The proposal was introduced at a council meeting last week, prior to the death Thursday of County Executive Kevin Kamenetz.

Kach, who is running for re-election in a district spanning the northern part of the county, said the county can afford the tax credits, and should pass the legislation to stay competitive with others in the Baltimore area.

In 2017, state lawmakers passed a bill to allow local governments to offer the credits, and jurisdictions including Baltimore City and Anne Arundel County have done so.

“We have an excellent police force [and] fire department,” Kach said. “Our volunteers do a tremendous service for our communities. …I don’t want to see Baltimore County fall behind and not be competitive with our neighbors in continuing to attract the best first responders.”

Kach also pointed to problems the county has had retaining correctional officers.

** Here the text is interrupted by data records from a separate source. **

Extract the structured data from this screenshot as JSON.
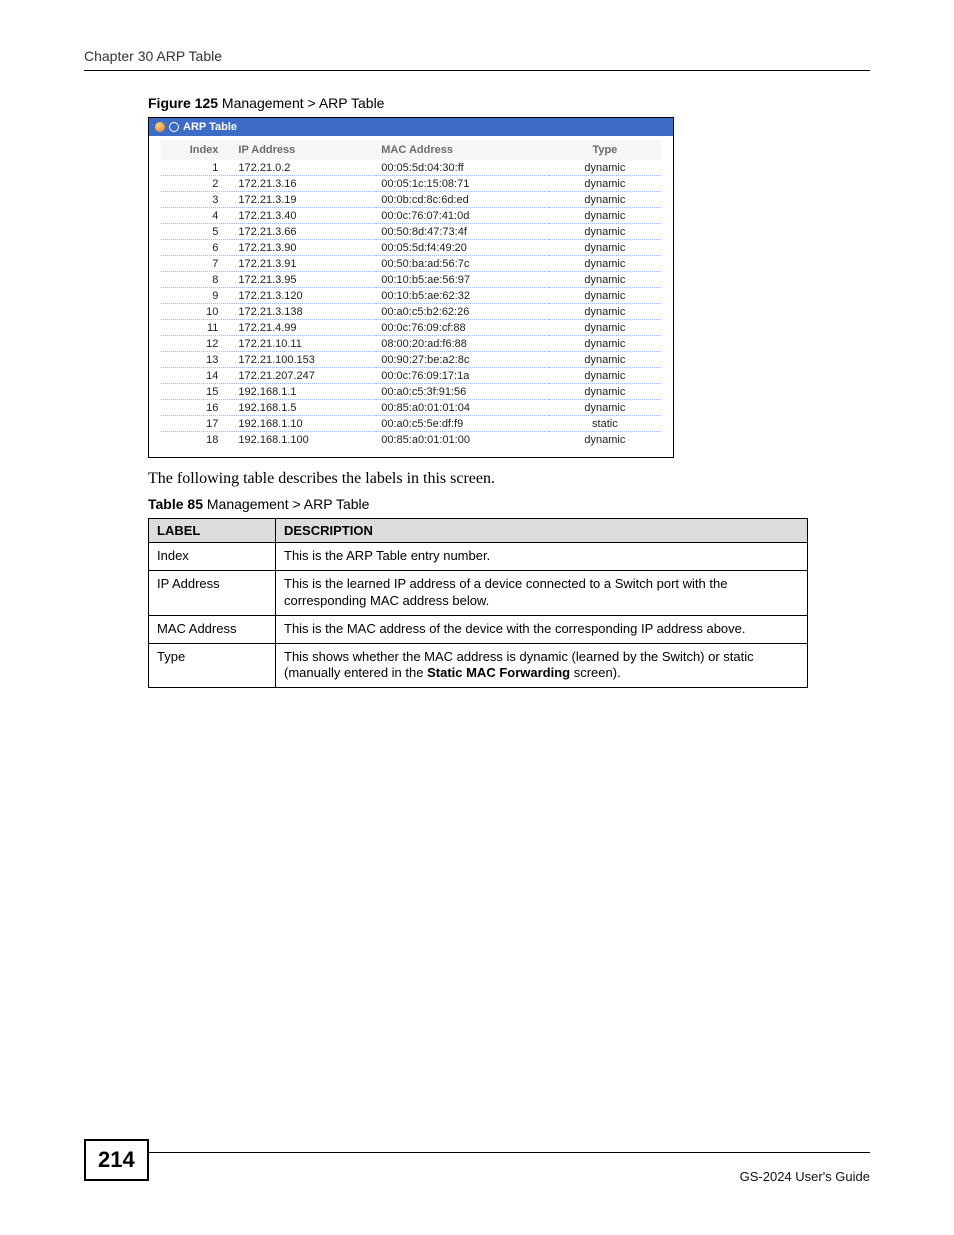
{
  "header": {
    "running_head": "Chapter 30 ARP Table"
  },
  "figure": {
    "caption_strong": "Figure 125",
    "caption_rest": "   Management > ARP Table",
    "panel_title": "ARP Table",
    "columns": {
      "index": "Index",
      "ip": "IP Address",
      "mac": "MAC Address",
      "type": "Type"
    },
    "rows": [
      {
        "idx": "1",
        "ip": "172.21.0.2",
        "mac": "00:05:5d:04:30:ff",
        "type": "dynamic"
      },
      {
        "idx": "2",
        "ip": "172.21.3.16",
        "mac": "00:05:1c:15:08:71",
        "type": "dynamic"
      },
      {
        "idx": "3",
        "ip": "172.21.3.19",
        "mac": "00:0b:cd:8c:6d:ed",
        "type": "dynamic"
      },
      {
        "idx": "4",
        "ip": "172.21.3.40",
        "mac": "00:0c:76:07:41:0d",
        "type": "dynamic"
      },
      {
        "idx": "5",
        "ip": "172.21.3.66",
        "mac": "00:50:8d:47:73:4f",
        "type": "dynamic"
      },
      {
        "idx": "6",
        "ip": "172.21.3.90",
        "mac": "00:05:5d:f4:49:20",
        "type": "dynamic"
      },
      {
        "idx": "7",
        "ip": "172.21.3.91",
        "mac": "00:50:ba:ad:56:7c",
        "type": "dynamic"
      },
      {
        "idx": "8",
        "ip": "172.21.3.95",
        "mac": "00:10:b5:ae:56:97",
        "type": "dynamic"
      },
      {
        "idx": "9",
        "ip": "172.21.3.120",
        "mac": "00:10:b5:ae:62:32",
        "type": "dynamic"
      },
      {
        "idx": "10",
        "ip": "172.21.3.138",
        "mac": "00:a0:c5:b2:62:26",
        "type": "dynamic"
      },
      {
        "idx": "11",
        "ip": "172.21.4.99",
        "mac": "00:0c:76:09:cf:88",
        "type": "dynamic"
      },
      {
        "idx": "12",
        "ip": "172.21.10.11",
        "mac": "08:00:20:ad:f6:88",
        "type": "dynamic"
      },
      {
        "idx": "13",
        "ip": "172.21.100.153",
        "mac": "00:90:27:be:a2:8c",
        "type": "dynamic"
      },
      {
        "idx": "14",
        "ip": "172.21.207.247",
        "mac": "00:0c:76:09:17:1a",
        "type": "dynamic"
      },
      {
        "idx": "15",
        "ip": "192.168.1.1",
        "mac": "00:a0:c5:3f:91:56",
        "type": "dynamic"
      },
      {
        "idx": "16",
        "ip": "192.168.1.5",
        "mac": "00:85:a0:01:01:04",
        "type": "dynamic"
      },
      {
        "idx": "17",
        "ip": "192.168.1.10",
        "mac": "00:a0:c5:5e:df:f9",
        "type": "static"
      },
      {
        "idx": "18",
        "ip": "192.168.1.100",
        "mac": "00:85:a0:01:01:00",
        "type": "dynamic"
      }
    ]
  },
  "after_figure_text": "The following table describes the labels in this screen.",
  "desc_table": {
    "caption_strong": "Table 85",
    "caption_rest": "   Management > ARP Table",
    "head_label": "LABEL",
    "head_desc": "DESCRIPTION",
    "rows": [
      {
        "label": "Index",
        "desc_pre": "This is the ARP Table entry number.",
        "bold": "",
        "desc_post": ""
      },
      {
        "label": "IP Address",
        "desc_pre": "This is the learned IP address of a device connected to a Switch port with the corresponding MAC address below.",
        "bold": "",
        "desc_post": ""
      },
      {
        "label": "MAC Address",
        "desc_pre": "This is the MAC address of the device with the corresponding IP address above.",
        "bold": "",
        "desc_post": ""
      },
      {
        "label": "Type",
        "desc_pre": "This shows whether the MAC address is dynamic (learned by the Switch) or static (manually entered in the ",
        "bold": "Static MAC Forwarding",
        "desc_post": " screen)."
      }
    ]
  },
  "footer": {
    "page_number": "214",
    "guide": "GS-2024 User's Guide"
  }
}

The county detention center has been racking up overtime and training costs due to job vacancies.

The county auditor’s office has not released an estimate of how much Kach’s proposal would cost, but several Democrats on the council have already expressed concern about the potential price tag.

“My initial concerns are, how do we afford these things in a year where our budget is very tight?” said Councilman Tom Quirk, a Catonsville Democrat. “It’s something we’ll have to look at and discuss. … We haven’t seen the final numbers from the auditor’s office, but I think the price tag will be fairly significant.”

Council Chairman Julian Jones, a Woodstock Democrat, said he also needs to see estimates on the budget impact before taking a position on the bill.

“In general, I’m very supportive of the public safety community,” said Jones, a retired Anne Arundel County firefighter. But Jones said he believes that when one group receives a tax break, it ends up “disproportionately taxing everybody else.”

Councilwoman Vicki Almond, a Reisterstown Democrat who is running for county executive, said she does not support the bill in its current form, calling it “a little bit broad.”

Republican Councilman David Marks of Perry Hall said he supports the bill, and hopes the council can come to a “strong bipartisan consensus” on the proposal. He said he believes it’s a good thing for police officers to live in local neighborhoods, and thinks the bill would encourage that.

“Many of our police officers live in Carroll and Harford counties and Pennsylvania,” Marks said. “I do think when a police officer is a resident of the neighborhood, it improves public safety.”

John Ripley, president of the Baltimore County Federation of Public Employees, called the proposed tax credits “well deserved.” The union’s members include correctional officers.

“Of course we should want our local public safety employees shopping at our grocery stores, worshiping in local churches, going to the local movies, and volunteering in our community recreation programs,” Ripley said in a statement. “Having public safety employees live in the jurisdiction that [they] serve, can only make Baltimore County a safer place.”